LDS Audit

Adam & Eve and Mormon Truth Claims | Ep. 1620 | LDS Discussions Ep. 11

Adam and Eve in Mormon Scripture: When a Literal History Claim Meets Historical Evidence

The Problem With Treating Myth as Historical Fact

If Joseph Smith received divine revelation about Mormon truth claims, why do the Adam and Eve accounts embedded throughout LDS scripture contain details that contradict scholarly consensus about when these stories were actually written? This question sits at the heart of a troubling tension for the Church: the more you examine how Genesis was composed, when the Adam and Eve narrative entered the biblical canon, and what the evidence actually tells us about human origins, the harder it becomes to defend the claim that Smith was translating or receiving authentic historical records.

According to recent LDS Discussions podcast episodes exploring these questions, the Adam and Eve narrative represents what some observers describe as a "smoking gun" for problems with Mormon truth claims, not because the story itself is inherently false, but because Smith treated a late mythological addition to scripture as though it were early, verifiable history.

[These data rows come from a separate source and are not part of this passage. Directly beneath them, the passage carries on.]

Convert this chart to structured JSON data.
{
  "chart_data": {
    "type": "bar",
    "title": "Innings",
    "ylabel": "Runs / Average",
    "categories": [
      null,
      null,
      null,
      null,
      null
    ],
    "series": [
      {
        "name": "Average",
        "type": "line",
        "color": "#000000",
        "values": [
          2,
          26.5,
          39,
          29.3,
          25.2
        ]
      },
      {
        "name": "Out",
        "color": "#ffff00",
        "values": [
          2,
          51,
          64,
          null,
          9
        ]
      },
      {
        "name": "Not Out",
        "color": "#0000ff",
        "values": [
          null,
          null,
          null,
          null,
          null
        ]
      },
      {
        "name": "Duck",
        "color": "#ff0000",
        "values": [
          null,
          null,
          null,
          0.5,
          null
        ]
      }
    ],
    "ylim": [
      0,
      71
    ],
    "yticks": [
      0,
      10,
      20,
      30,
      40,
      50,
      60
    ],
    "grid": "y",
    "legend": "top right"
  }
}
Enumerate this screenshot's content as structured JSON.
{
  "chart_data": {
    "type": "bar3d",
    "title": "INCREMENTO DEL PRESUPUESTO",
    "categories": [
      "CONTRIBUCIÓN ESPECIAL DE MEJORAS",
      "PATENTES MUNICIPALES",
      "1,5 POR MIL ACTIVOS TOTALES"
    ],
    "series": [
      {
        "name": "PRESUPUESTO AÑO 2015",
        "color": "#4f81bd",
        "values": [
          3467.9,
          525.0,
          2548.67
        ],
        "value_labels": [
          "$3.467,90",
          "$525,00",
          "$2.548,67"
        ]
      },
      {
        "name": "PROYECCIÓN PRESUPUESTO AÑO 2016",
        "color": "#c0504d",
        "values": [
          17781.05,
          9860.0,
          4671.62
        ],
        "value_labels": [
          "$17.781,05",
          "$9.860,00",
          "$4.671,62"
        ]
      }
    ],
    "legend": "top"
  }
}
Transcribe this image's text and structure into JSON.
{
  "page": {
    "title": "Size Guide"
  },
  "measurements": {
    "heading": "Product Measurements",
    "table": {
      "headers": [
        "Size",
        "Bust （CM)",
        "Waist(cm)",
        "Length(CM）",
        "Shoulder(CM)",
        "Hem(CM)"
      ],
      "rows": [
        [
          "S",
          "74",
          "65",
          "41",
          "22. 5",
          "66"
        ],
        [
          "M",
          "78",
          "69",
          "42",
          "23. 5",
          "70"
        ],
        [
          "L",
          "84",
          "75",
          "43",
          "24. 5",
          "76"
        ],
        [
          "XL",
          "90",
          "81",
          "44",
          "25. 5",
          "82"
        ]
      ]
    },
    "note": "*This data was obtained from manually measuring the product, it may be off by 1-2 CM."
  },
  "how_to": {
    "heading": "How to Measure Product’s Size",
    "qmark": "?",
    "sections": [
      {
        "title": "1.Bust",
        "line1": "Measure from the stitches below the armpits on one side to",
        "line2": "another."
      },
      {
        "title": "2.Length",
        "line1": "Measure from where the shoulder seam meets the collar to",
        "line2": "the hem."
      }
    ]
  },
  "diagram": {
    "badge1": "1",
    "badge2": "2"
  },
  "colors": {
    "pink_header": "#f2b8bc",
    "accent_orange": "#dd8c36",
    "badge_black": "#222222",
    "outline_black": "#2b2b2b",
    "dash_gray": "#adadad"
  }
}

How Late Did Genesis Really Enter the Biblical Text?

The scholarly consensus, supported by textual and linguistic analysis, places the composition of the Adam and Eve creation account in Genesis 2–3 to somewhere between the sixth and fifth centuries BCE. This timing matters enormously. Smith lived in the 1800s and had access only to the King James Version of the Bible, he did not have the tools, ancient manuscripts, or scholarly knowledge to understand that the Adam and Eve story was a relatively recent theological addition to Jewish scripture.